ORONO – Bob Zupcic didn’t look like a guy who had just decided to give up his dream of returning to the majors as he happily watched Sunday’s game between the Bangor Blue Ox and Adirondack from Mahaney Diamond’s stands with his family.
Just over 24 hours earlier, the Blue Ox outfielder had decided it was time to call it a career after playing 11 years of professional baseball. Zupcic said it wasn’t a tough decision.
“Actually it’s not. I don’t miss it… At all. Last Friday I knew it was over. I didn’t have the patience anymore to battle it,” said Zupcic, sporting a T-shirt and pullover jacket with the logos of his beloved Pittsburgh Steelers on them. “I haven’t played in a week, but it’s almost like a relief.
“The last two years have been a struggle as far as trying to get consistent with my play. With my back this year, I couldn’t even hit 75 mile-an-hour fastballs.”
Zupcic was hampered by injuries and a back problem for much of the first half of the Northeast League season as he batted .195 with three home runs and 16 RBIs in 25 games.
“It’s a swollen disc that’s causing a pinched nerve and my whole right side has been pretty numb,” he explained. “It’s nothing serious. I’ll be golfing and playing basketball soon.”
Zupcic batted .250 with seven homers and 80 RBIs in four major league seasons.
After four years with the Boston Red Sox (1991-94) and Chicago White Sox (1994) and two years in Triple A, he hopes to extend his involvement with baseball.
“If I could have stayed and coached, I would have liked to have done it, but you just can’t do it with the salary structure and all that. And I understand.
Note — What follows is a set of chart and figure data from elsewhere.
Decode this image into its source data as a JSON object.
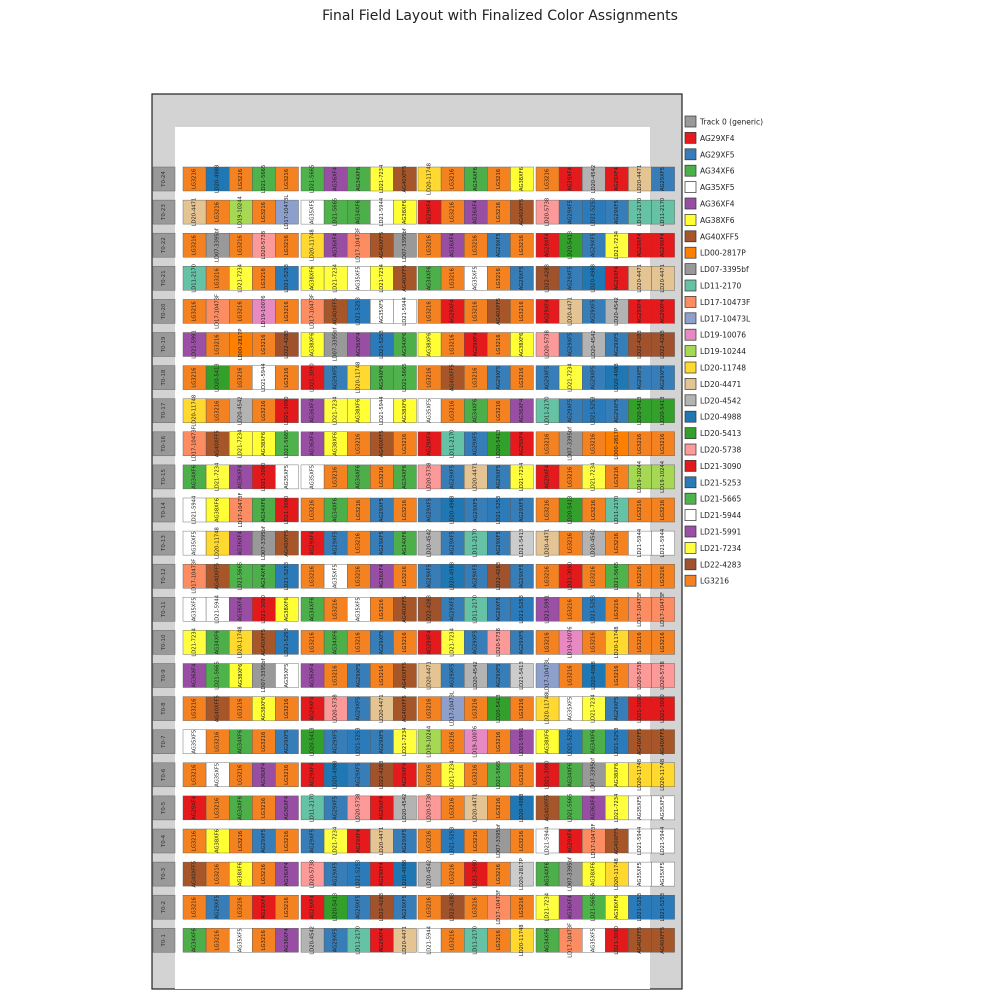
{
  "chart_data": {
    "type": "table",
    "title": "Final Field Layout with Finalized Color Assignments",
    "track_label": "Track 0 (generic)",
    "track_color": "#999999",
    "legend_position": "right",
    "legend": [
      {
        "label": "Track 0 (generic)",
        "color": "#999999"
      },
      {
        "label": "AG29XF4",
        "color": "#e41a1c"
      },
      {
        "label": "AG29XF5",
        "color": "#377eb8"
      },
      {
        "label": "AG34XF6",
        "color": "#4daf4a"
      },
      {
        "label": "AG35XF5",
        "color": "#ffffff"
      },
      {
        "label": "AG36XF4",
        "color": "#984ea3"
      },
      {
        "label": "AG38XF6",
        "color": "#ffff33"
      },
      {
        "label": "AG40XFF5",
        "color": "#a65628"
      },
      {
        "label": "LD00-2817P",
        "color": "#ff7f00"
      },
      {
        "label": "LD07-3395bf",
        "color": "#999999"
      },
      {
        "label": "LD11-2170",
        "color": "#66c2a5"
      },
      {
        "label": "LD17-10473F",
        "color": "#fc8d62"
      },
      {
        "label": "LD17-10473L",
        "color": "#8da0cb"
      },
      {
        "label": "LD19-10076",
        "color": "#e78ac3"
      },
      {
        "label": "LD19-10244",
        "color": "#a6d854"
      },
      {
        "label": "LD20-11748",
        "color": "#ffd92f"
      },
      {
        "label": "LD20-4471",
        "color": "#e5c494"
      },
      {
        "label": "LD20-4542",
        "color": "#b3b3b3"
      },
      {
        "label": "LD20-4988",
        "color": "#1f78b4"
      },
      {
        "label": "LD20-5413",
        "color": "#33a02c"
      },
      {
        "label": "LD20-5738",
        "color": "#fb9a99"
      },
      {
        "label": "LD21-3090",
        "color": "#e31a1c"
      },
      {
        "label": "LD21-5253",
        "color": "#2b7bba"
      },
      {
        "label": "LD21-5665",
        "color": "#4eb34a"
      },
      {
        "label": "LD21-5944",
        "color": "#ffffff"
      },
      {
        "label": "LD21-5991",
        "color": "#9b4fa5"
      },
      {
        "label": "LD21-7234",
        "color": "#ffff40"
      },
      {
        "label": "LD22-4283",
        "color": "#a0522d"
      },
      {
        "label": "LG3216",
        "color": "#f58220"
      }
    ],
    "tracks": [
      "T0-24",
      "T0-23",
      "T0-22",
      "T0-21",
      "T0-20",
      "T0-19",
      "T0-18",
      "T0-17",
      "T0-16",
      "T0-15",
      "T0-14",
      "T0-13",
      "T0-12",
      "T0-11",
      "T0-10",
      "T0-9",
      "T0-8",
      "T0-7",
      "T0-6",
      "T0-5",
      "T0-4",
      "T0-3",
      "T0-2",
      "T0-1"
    ],
    "rows": [
      [
        "LG3216",
        "LD20-4988",
        "LG3216",
        "LD21-5665",
        "LG3216",
        "LD21-5665",
        "AG36XF4",
        "AG34XF6",
        "LD21-7234",
        "AG40XFF5",
        "LD20-11748",
        "LG3216",
        "AG34XF6",
        "LG3216",
        "AG38XF6",
        "LG3216",
        "AG29XF4",
        "LD20-4542",
        "AG29XF4",
        "LD20-4471",
        "AG29XF5"
      ],
      [
        "LD20-4471",
        "LG3216",
        "LD19-10244",
        "LG3216",
        "LD17-10473L",
        "AG35XF5",
        "LD21-5665",
        "AG34XF6",
        "LD21-5944",
        "AG38XF6",
        "AG29XF4",
        "LG3216",
        "AG36XF4",
        "LG3216",
        "AG40XFF5",
        "LD20-5738",
        "AG29XF5",
        "LD21-5253",
        "AG29XF5",
        "LD11-2170",
        "LD11-2170"
      ],
      [
        "LG3216",
        "LD07-3395bf",
        "LG3216",
        "LD20-5738",
        "LG3216",
        "LD20-11748",
        "AG36XF4",
        "LD17-10473F",
        "AG40XFF5",
        "LD07-3395bf",
        "LG3216",
        "AG36XF4",
        "LG3216",
        "AG29XF5",
        "LG3216",
        "AG29XF4",
        "LD20-5413",
        "AG29XF5",
        "LD21-7234",
        "AG29XF4",
        "AG29XF4"
      ],
      [
        "LD11-2170",
        "LG3216",
        "LD21-7234",
        "LG3216",
        "LD21-5253",
        "AG38XF6",
        "LD21-7234",
        "AG35XF5",
        "LD21-7234",
        "AG40XFF5",
        "AG34XF6",
        "LG3216",
        "AG35XF5",
        "LG3216",
        "AG29XF5",
        "LD22-4283",
        "AG29XF5",
        "LD20-4988",
        "AG29XF4",
        "LD20-4471",
        "LD20-4471"
      ],
      [
        "LG3216",
        "LD17-10473F",
        "LG3216",
        "LD19-10076",
        "LG3216",
        "LD17-10473F",
        "AG40XFF5",
        "LD21-5253",
        "AG35XF5",
        "LD21-5944",
        "LG3216",
        "AG29XF4",
        "LG3216",
        "AG40XFF5",
        "LG3216",
        "AG29XF4",
        "LD20-4471",
        "AG29XF5",
        "LD20-4542",
        "AG29XF4",
        "AG29XF4"
      ],
      [
        "LD21-5991",
        "LG3216",
        "LD00-2817P",
        "LG3216",
        "LD22-4283",
        "AG38XF6",
        "LD07-3395bf",
        "AG36XF4",
        "LD21-5253",
        "AG34XF6",
        "AG38XF6",
        "LG3216",
        "AG29XF4",
        "LG3216",
        "AG38XF6",
        "LD20-5738",
        "AG29XF5",
        "LD20-4542",
        "AG29XF5",
        "LD22-4283",
        "LD22-4283"
      ],
      [
        "LG3216",
        "LD20-5413",
        "LG3216",
        "LD21-5944",
        "LG3216",
        "LD21-3090",
        "AG29XF5",
        "LD20-11748",
        "AG34XF6",
        "LD21-5665",
        "LG3216",
        "AG40XFF5",
        "LG3216",
        "AG29XF5",
        "LG3216",
        "AG29XF5",
        "LD21-7234",
        "AG29XF5",
        "LD20-4988",
        "AG29XF5",
        "AG29XF5"
      ],
      [
        "LD20-11748",
        "LG3216",
        "LD20-4542",
        "LG3216",
        "LD21-3090",
        "AG36XF4",
        "LD21-7234",
        "AG38XF6",
        "LD21-5944",
        "AG38XF6",
        "AG35XF5",
        "LG3216",
        "AG34XF6",
        "LG3216",
        "AG36XF4",
        "LD11-2170",
        "AG29XF5",
        "LD21-5253",
        "AG29XF5",
        "LD20-5413",
        "LD20-5413"
      ],
      [
        "LD17-10473F",
        "AG40XFF5",
        "LD21-7234",
        "AG38XF6",
        "LD21-5665",
        "AG36XF4",
        "AG38XF6",
        "LG3216",
        "AG40XFF5",
        "LG3216",
        "AG29XF4",
        "LD11-2170",
        "AG29XF5",
        "LD20-5413",
        "AG29XF4",
        "LG3216",
        "LD07-3395bf",
        "LG3216",
        "LD00-2817P",
        "LG3216",
        "LG3216"
      ],
      [
        "AG34XF6",
        "LD21-7234",
        "AG36XF4",
        "LD21-3090",
        "AG35XF5",
        "AG35XF5",
        "LG3216",
        "AG34XF6",
        "LG3216",
        "AG34XF6",
        "LD20-5738",
        "AG29XF5",
        "LD20-4471",
        "AG29XF5",
        "LD21-7234",
        "AG29XF4",
        "LG3216",
        "LD21-7234",
        "LG3216",
        "LD19-10244",
        "LD19-10244"
      ],
      [
        "LD21-5944",
        "AG38XF6",
        "LD17-10473F",
        "AG34XF6",
        "LD21-3090",
        "LG3216",
        "AG34XF6",
        "LG3216",
        "AG29XF5",
        "LG3216",
        "AG29XF5",
        "LD20-4988",
        "AG29XF5",
        "LD21-5253",
        "AG29XF5",
        "LG3216",
        "LD20-5413",
        "LG3216",
        "LD11-2170",
        "LG3216",
        "LG3216"
      ],
      [
        "AG35XF5",
        "LD20-11748",
        "AG36XF4",
        "LD07-3395bf",
        "AG40XFF5",
        "AG29XF4",
        "AG29XF5",
        "LG3216",
        "AG29XF5",
        "AG34XF6",
        "LD20-4542",
        "AG29XF5",
        "LD11-2170",
        "AG29XF5",
        "LD21-5413",
        "LD20-4471",
        "LG3216",
        "LD20-4542",
        "LG3216",
        "LD21-5944",
        "LD21-5944"
      ],
      [
        "LD17-10473F",
        "AG40XFF5",
        "LD21-5665",
        "AG34XF6",
        "LD21-5253",
        "LG3216",
        "AG35XF5",
        "LG3216",
        "AG36XF4",
        "LG3216",
        "AG29XF5",
        "LD20-4988",
        "AG29XF5",
        "LD22-4283",
        "AG29XF5",
        "LG3216",
        "LD21-3090",
        "LG3216",
        "LD21-5665",
        "LG3216",
        "LG3216"
      ],
      [
        "AG35XF5",
        "LD21-5944",
        "AG36XF4",
        "LD21-3090",
        "AG38XF6",
        "AG34XF6",
        "LG3216",
        "AG35XF5",
        "LG3216",
        "AG40XFF5",
        "LD22-4283",
        "AG29XF5",
        "LD11-2170",
        "AG29XF5",
        "LD21-5253",
        "LD21-5991",
        "LG3216",
        "LD21-5253",
        "LG3216",
        "LD17-10473F",
        "LD17-10473F"
      ],
      [
        "LD21-7234",
        "AG34XF6",
        "LD20-11748",
        "AG40XFF5",
        "LD21-5253",
        "LG3216",
        "AG34XF6",
        "LG3216",
        "AG29XF5",
        "LG3216",
        "AG29XF4",
        "LD21-7234",
        "AG29XF5",
        "LD20-5738",
        "AG29XF5",
        "LG3216",
        "LD19-10076",
        "LG3216",
        "LD20-11748",
        "LG3216",
        "LG3216"
      ],
      [
        "AG36XF4",
        "LD21-5665",
        "AG38XF6",
        "LD07-3395bf",
        "AG35XF5",
        "AG36XF4",
        "LG3216",
        "AG29XF5",
        "LG3216",
        "AG40XFF5",
        "LD20-4471",
        "AG29XF5",
        "LD20-4542",
        "AG29XF5",
        "LD21-5413",
        "LD17-10473L",
        "LG3216",
        "LD20-4988",
        "LG3216",
        "LD20-5738",
        "LD20-5738"
      ],
      [
        "LG3216",
        "AG40XFF5",
        "LG3216",
        "AG38XF6",
        "LG3216",
        "AG29XF4",
        "LD20-5738",
        "AG29XF5",
        "LD20-4471",
        "AG40XFF5",
        "LG3216",
        "LD17-10473L",
        "LG3216",
        "LD20-5413",
        "LG3216",
        "LD20-11748",
        "AG35XF5",
        "LD21-7234",
        "AG29XF5",
        "LD21-3090",
        "LD21-3090"
      ],
      [
        "AG35XF5",
        "LG3216",
        "AG34XF6",
        "LG3216",
        "AG29XF5",
        "LD20-5413",
        "AG29XF5",
        "LD21-5253",
        "AG29XF5",
        "LD21-7234",
        "LD19-10244",
        "LG3216",
        "LD19-10076",
        "LG3216",
        "LD21-5991",
        "AG38XF6",
        "LD21-5253",
        "AG34XF6",
        "LD21-5253",
        "AG40XFF5",
        "AG40XFF5"
      ],
      [
        "LG3216",
        "AG35XF5",
        "LG3216",
        "AG36XF4",
        "LG3216",
        "AG29XF4",
        "LD20-4988",
        "AG29XF5",
        "LD22-4283",
        "AG29XF4",
        "LG3216",
        "LD21-7234",
        "LG3216",
        "LD21-5665",
        "LG3216",
        "LD21-3090",
        "AG34XF6",
        "LD07-3395bf",
        "AG38XF6",
        "LD20-11748",
        "LD20-11748"
      ],
      [
        "AG29XF4",
        "LG3216",
        "AG34XF6",
        "LG3216",
        "AG36XF4",
        "LD11-2170",
        "AG29XF5",
        "LD20-5738",
        "AG29XF4",
        "LD20-4542",
        "LD20-5738",
        "LG3216",
        "LD20-4471",
        "LG3216",
        "LD20-4988",
        "AG40XFF5",
        "LD21-5665",
        "AG36XF4",
        "LD21-7234",
        "AG35XF5",
        "AG35XF5"
      ],
      [
        "LG3216",
        "AG38XF6",
        "LG3216",
        "AG29XF5",
        "LG3216",
        "AG29XF5",
        "LD21-7234",
        "AG29XF4",
        "LD20-4471",
        "AG29XF5",
        "LG3216",
        "LD21-5253",
        "LG3216",
        "LD07-3395bf",
        "LG3216",
        "LD21-5944",
        "AG29XF4",
        "LD17-10473F",
        "AG40XFF5",
        "LD21-5944",
        "LD21-5944"
      ],
      [
        "AG40XFF5",
        "LG3216",
        "AG38XF6",
        "LG3216",
        "AG36XF4",
        "LD20-5738",
        "AG29XF5",
        "LD21-5253",
        "AG29XF4",
        "LD20-4988",
        "LD20-4542",
        "LG3216",
        "LD21-3090",
        "LG3216",
        "LD20-2817P",
        "AG34XF6",
        "LD07-3395bf",
        "AG38XF6",
        "LD20-11748",
        "AG35XF5",
        "AG35XF5"
      ],
      [
        "LG3216",
        "AG29XF5",
        "LG3216",
        "AG29XF4",
        "LG3216",
        "AG29XF4",
        "LD20-5413",
        "AG29XF5",
        "LD22-4283",
        "AG29XF5",
        "LG3216",
        "LD22-4283",
        "LG3216",
        "LD17-10473F",
        "LG3216",
        "LD21-7234",
        "AG36XF4",
        "LD21-5665",
        "AG38XF6",
        "LD21-5253",
        "LD21-5253"
      ],
      [
        "AG34XF6",
        "LG3216",
        "AG35XF5",
        "LG3216",
        "AG36XF4",
        "LD20-4542",
        "AG29XF5",
        "LD11-2170",
        "AG29XF4",
        "LD20-4471",
        "LD21-5944",
        "LG3216",
        "LD11-2170",
        "LG3216",
        "LD20-11748",
        "AG34XF6",
        "LD17-10473F",
        "AG35XF5",
        "LD21-3090",
        "AG40XFF5",
        "AG40XFF5"
      ]
    ]
  }
}
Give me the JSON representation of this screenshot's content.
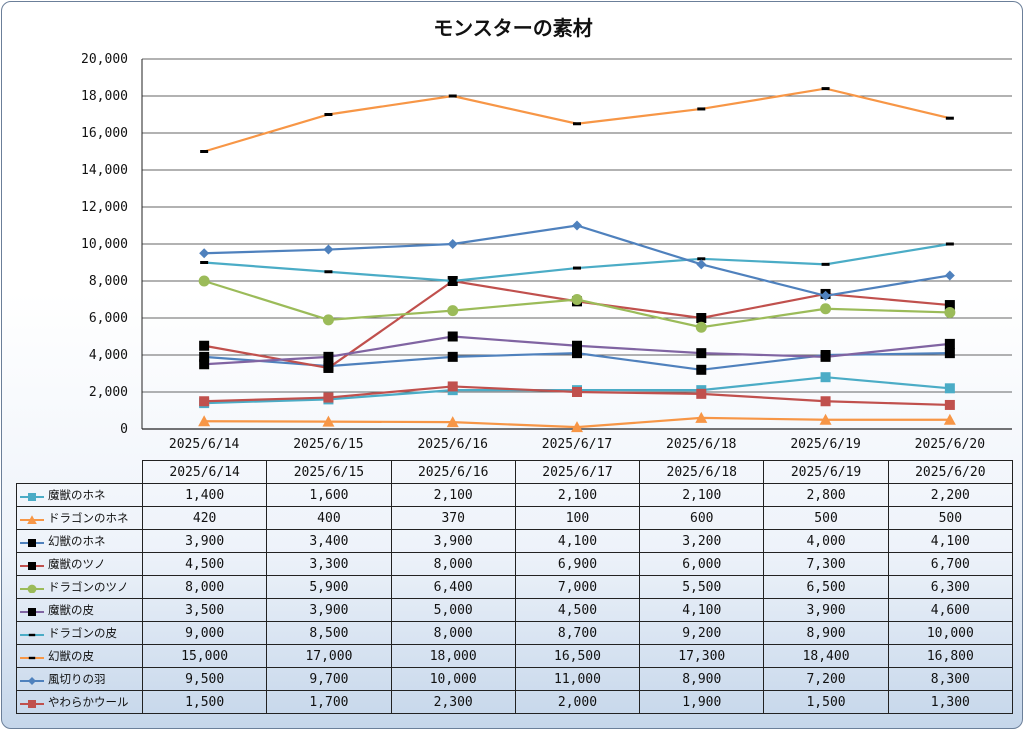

They’ve been real good to me,” he said.
The 30-year-old Zupcic said he hasn’t decided yet what he will do now that his playing days are over.
“I’d like to start my own baseball school with a Christian emphasis. I like teaching and I like talking – I may go into the ministry. I’m just praying about it right now,” he said.
For now, Zupcic, his wife Becky and their two children, Drake and Tyler, will visit Zupcic’s family in Philadelphia before heading home to Charlotte, N.C., with no regrets.
“I can look back and say I’ve given everything I’ve had and I’ve enjoyed it,” he said. “Now it’s just time to move on.”
University of Maine alumni Chad White and Gabe Duross both took Sunday off to rest some nagging injuries.
White is being bothered by a sore throwing shoulder, which has partly resulted from his switch from center field to shortstop and the slight change in throwing motion it entails.
White’s `day off’ lasted only five innings though, as he went into right field in the sixth to replace Tim Morrow, who was ejected in the fifth for arguing a called third strike. White later moved to short after second baseman Steve Hine left the game in the sixth with a bruised heel.
Duross has had a partial tear of his right anterior cruciate ligament almost all season long, but has decided to play with the injury, take a day off periodically, and have surgery in the offseason.
Also on Sunday, Bobby Murray went off the disabled list and into the starting lineup while lefthanded starter Andy High went back on the D.L. with recurring back pain.